E’ stata una lotta durissima, credetemi. Sfiancante. E a volte continua ad esserlo tuttora, dopo tanto tempo.

Ma ritengo di aver riportato diverse vittorie importanti. Vedete, Katherine è una delle migliori detective del NYPD non solo perché è una donna estremamente intelligente – glielo devo proprio riconoscere, l’inquilino dell’ultimo piano funziona davvero bene – ma soprattutto perché ci sono io. Senza falsa modestia. E’ grazie a me, ovvero al suo gran cuore, che riesce a dimostrare una profonda empatia nei confronti dei familiari delle vittime e quindi a portare loro un minimo di conforto, oltre che impegnarsi fino in fondo per trovare giustizia per chi non c’è più e per chi è sopravvissuto. Lo fa perché sa bene cosa vuol dire trovarsi nella loro situazione, purtroppo.

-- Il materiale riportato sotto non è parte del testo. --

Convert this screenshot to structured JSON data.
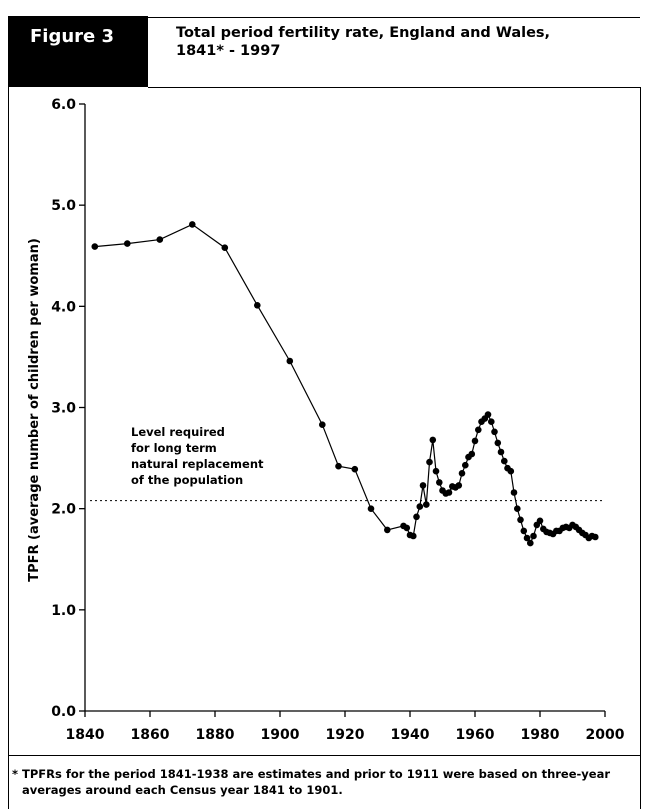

Se avrete voglia di seguirmi in questo breve viaggio nel tempo, vi racconterò gli ultimi sei anni dalla mia personalissima prospettiva: il punto di vista del cuore di Kate.

 

Nota dell’autrice

L’idea di questa storia ha cominciato a gironzolarmi nella testa mesi fa mentre ero impegnata con la mia seconda FF di JAG. Ne ho parlato con il mio angelo custode e lei ne è stata subito entusiasta, tanto da regalarmi questo fantastico banner (è una persona meravigliosa, vero? *___*). Ho cominciato a scrivere, poi però sono stata “rapita” da thatswhatfriendsarefor e così è rimasta lì, parcheggiata in una cartella del mio computer.

Ora che l’OCD in qualche modo è… sotto controllo (nel senso che la stesura è completa, non che la psicosi sia passata, né alla sottoscritta né alla squilibrata dell’omonima storia), ve la propongo.

Spero che sia di vostro gradimento. Intanto vi ringrazio per avermi dedicato il vostro tempo ed essere arrivati fino qui.